Recruitment consultants help employers find suitable staff, and match people to permanent and temporary jobs.
Average salary (a year)
£16,000 Starter to £60,000 Experienced
How to become a recruitment consultant
You can get into this job through:
- a university course
- an apprenticeship
- working towards this role
- applying directly
As a graduate it’s possible to enter recruitment with any degree, although some employers may prefer a subject related to the industry, like:
- human resources
- public relations
Some recruitment agencies specialise in a sector of work so you may be expected to have a relevant degree or industry experience.
For example, a degree in pharmacy or a background in pharmaceutical sales could help you get into pharmaceutical recruitment.
You’ll usually need:
- 2 to 3 A levels for a degree
- equivalent entry requirements
- student finance for fees and living costs
- university courses and entry requirements
You may be able to get into this job through an advanced apprenticeship as a recruitment consultant.
You’ll usually need:
- 5 GCSEs at grades 9 to 4 (A* to C) or equivalent, including English and maths, for an advanced apprenticeship
You could start as an office assistant in a recruitment agency and work your way up through on-the-job training and promotion.

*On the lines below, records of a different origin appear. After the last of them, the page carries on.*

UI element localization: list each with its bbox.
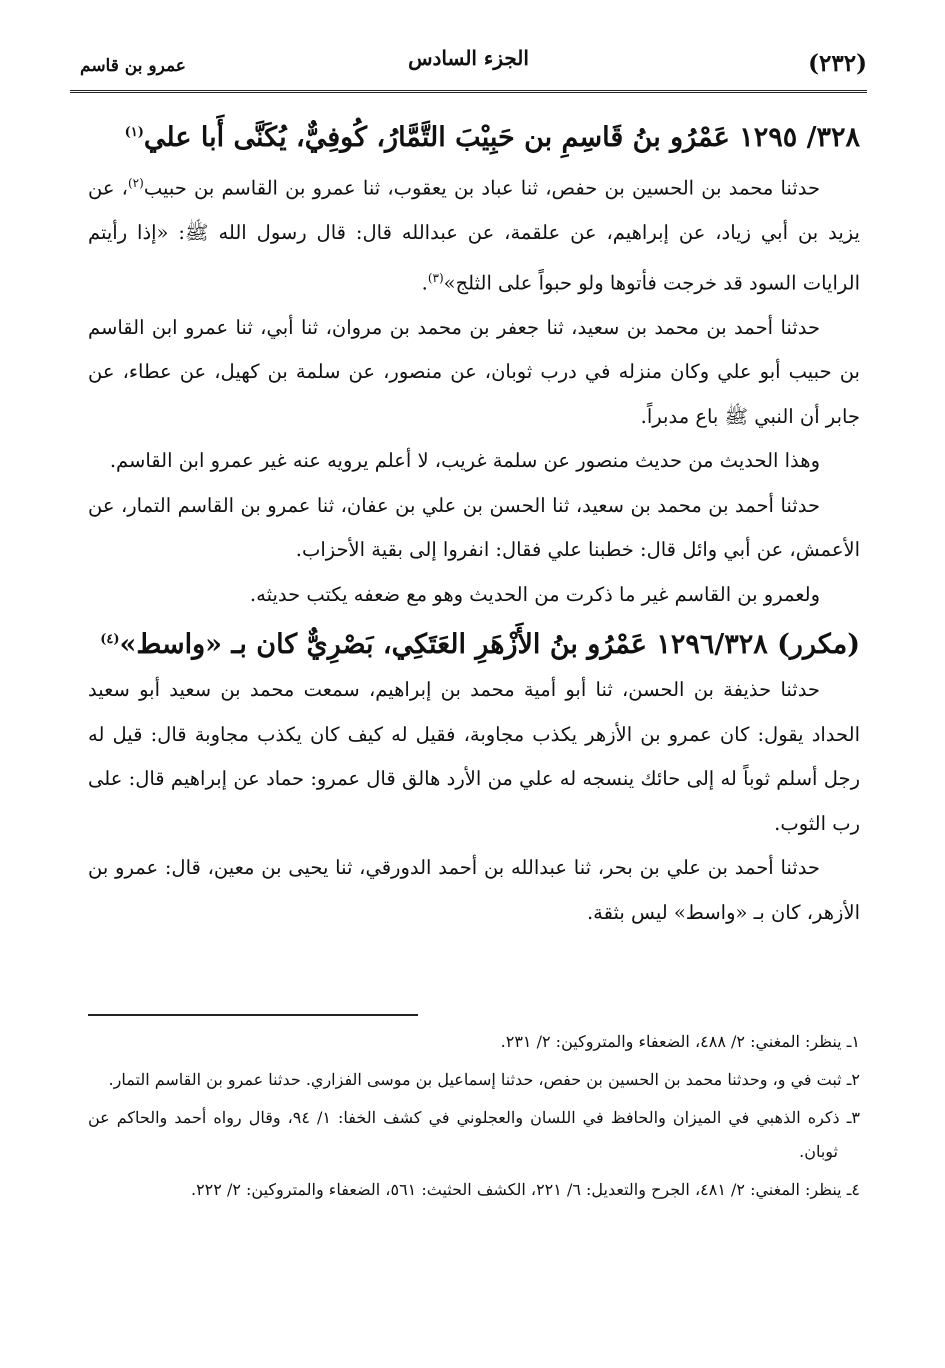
paragraph: ولعمرو بن القاسم غير ما ذكرت من الحديث وهو مع ضعفه يكتب حديثه.	[249, 582, 820, 606]
running-header	[70, 44, 867, 84]
footnote: ٣ـ ذكره الذهبي في الميزان والحافظ في اللسان والعجلوني في كشف الخفا: ١/ ٩٤، وقال رواه أحمد والحاكم عن ثوبان.	[88, 1108, 860, 1161]
main-text	[88, 110, 860, 935]
entry-heading: ٣٢٨/ ١٢٩٥ عَمْرُو بنُ قَاسِمِ بن حَبِيْبَ التَّمَّارُ، كُوفِيٌّ، يُكَنَّى أَبا علي$^{(١)}$	[124, 122, 860, 153]
entry-heading: (مكرر) ١٢٩٦/٣٢٨ عَمْرُو بنُ الأَزْهَرِ العَتَكِي، بَصْرِيٌّ كان بـ «واسط»$^{(٤)}$	[100, 629, 860, 660]
volume-title: الجزء السادس	[408, 46, 529, 70]
header-rule	[70, 90, 867, 93]
paragraph: حدثنا أحمد بن علي بن بحر، ثنا عبدالله بن أحمد الدورقي، ثنا يحيى بن معين، قال: عمرو بن الأزهر، كان بـ «واسط» ليس بثقة.	[88, 856, 860, 924]
footnote-rule	[88, 1014, 418, 1016]
paragraph: وهذا الحديث من حديث منصور عن سلمة غريب، لا أعلم يرويه عنه غير عمرو ابن القاسم.	[109, 449, 820, 472]
footnote: ٤ـ ينظر: المغني: ٢/ ٤٨١، الجرح والتعديل: ٦/ ٢٢١، الكشف الحثيث: ٥٦١، الضعفاء والمتروكين: ٢/ ٢٢٢.	[190, 1180, 860, 1199]
running-title: عمرو بن قاسم	[80, 56, 186, 76]
paragraph: حدثنا حذيفة بن الحسن، ثنا أبو أمية محمد بن إبراهيم، سمعت محمد بن سعيد أبو سعيد الحداد يقول: كان عمرو بن الأزهر يكذب مجاوبة، فقيل له كيف كان يكذب مجاوبة قال: قيل له رجل أسلم ثوباً له إلى حائك ينسجه له علي من الأرد هالق قال عمرو: حماد عن إبراهيم قال: على رب الثوب.	[88, 678, 860, 835]
paragraph: حدثنا أحمد بن محمد بن سعيد، ثنا جعفر بن محمد بن مروان، ثنا أبي، ثنا عمرو ابن القاسم بن حبيب أبو علي وكان منزله في درب ثوبان، عن منصور، عن سلمة بن كهيل، عن عطاء، عن جابر أن النبي ﷺ باع مدبراً.	[88, 315, 860, 428]
paragraph: حدثنا أحمد بن محمد بن سعيد، ثنا الحسن بن علي بن عفان، ثنا عمرو بن القاسم التمار، عن الأعمش، عن أبي وائل قال: خطبنا علي فقال: انفروا إلى بقية الأحزاب.	[88, 493, 860, 561]
footnotes	[88, 1025, 860, 1211]
paragraph: حدثنا محمد بن الحسين بن حفص، ثنا عباد بن يعقوب، ثنا عمرو بن القاسم بن حبيب$^{(٢)}$، عن يزيد بن أبي زياد، عن إبراهيم، عن علقمة، عن عبدالله قال: قال رسول الله ﷺ: «إذا رأيتم الرايات السود قد خرجت فأتوها ولو حبواً على الثلج»$^{(٣)}$.	[88, 176, 860, 294]
footnote: ١ـ ينظر: المغني: ٢/ ٤٨٨، الضعفاء والمتروكين: ٢/ ٢٣١.	[500, 1032, 860, 1051]
footnote: ٢ـ ثبت في و، وحدثنا محمد بن الحسين بن حفص، حدثنا إسماعيل بن موسى الفزاري. حدثنا عمرو بن القاسم التمار.	[108, 1070, 860, 1089]
footnote-ref[interactable]: (٤)	[100, 632, 120, 647]
footnote-ref[interactable]: (٢)	[127, 176, 144, 190]
footnote-ref[interactable]: (٣)	[427, 270, 444, 285]
page-number: (٢٣٢)	[808, 50, 867, 77]
footnote-ref[interactable]: (١)	[124, 125, 144, 140]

Volunteering and experience
You could develop your understanding of the recruitment industry by getting some experience. Whether you’re studying or looking for work, you could try:
- work experience
- temporary employment
Getting relevant work experience in areas like marketing, sales or public relations can also help you develop some of the skills needed for this role.
You could apply directly to become a recruitment consultant as experience is highly valued by employers. With the right skills and attitude, you could still enter this job without a degree.
Whatever your qualifications, you’ll be expected to have great sales skills and be able to communicate with people at many different levels.
You’ll also need to have excellent customer service and team working skills.
Professional and industry bodies
You could join the Institute of Recruitment Professionals, for professional development, training opportunities and to make industry contacts.
What it takes
Skills and knowledge
- knowledge of human resources and employment law
- administration skills
- to be thorough and pay attention to detail
- the ability to work well with others
- sensitivity and understanding
- the ability to work on your own
- business management skills
- patience and the ability to remain calm in stressful situations
- to have a thorough understanding of computer systems and applications
What you’ll do
Your day-to-day duties might include:
- ‘cold calling’ companies to generate new business
- interviewing and testing job seekers, to create a pool of people ready to fill vacancies
- matching candidates to suitable jobs
- screening and shortlisting candidates before employers interview them
- meeting targets for the number of vacancies taken or the number of people placed into jobs
- keeping records of clients, employers and vacancies
- negotiating your agency’s fees
- ‘headhunting’ – finding and approaching candidates for executive or specialist jobs
You could work in an office.
Career path and progression
With experience you could move into business development or management, or set up your own agency.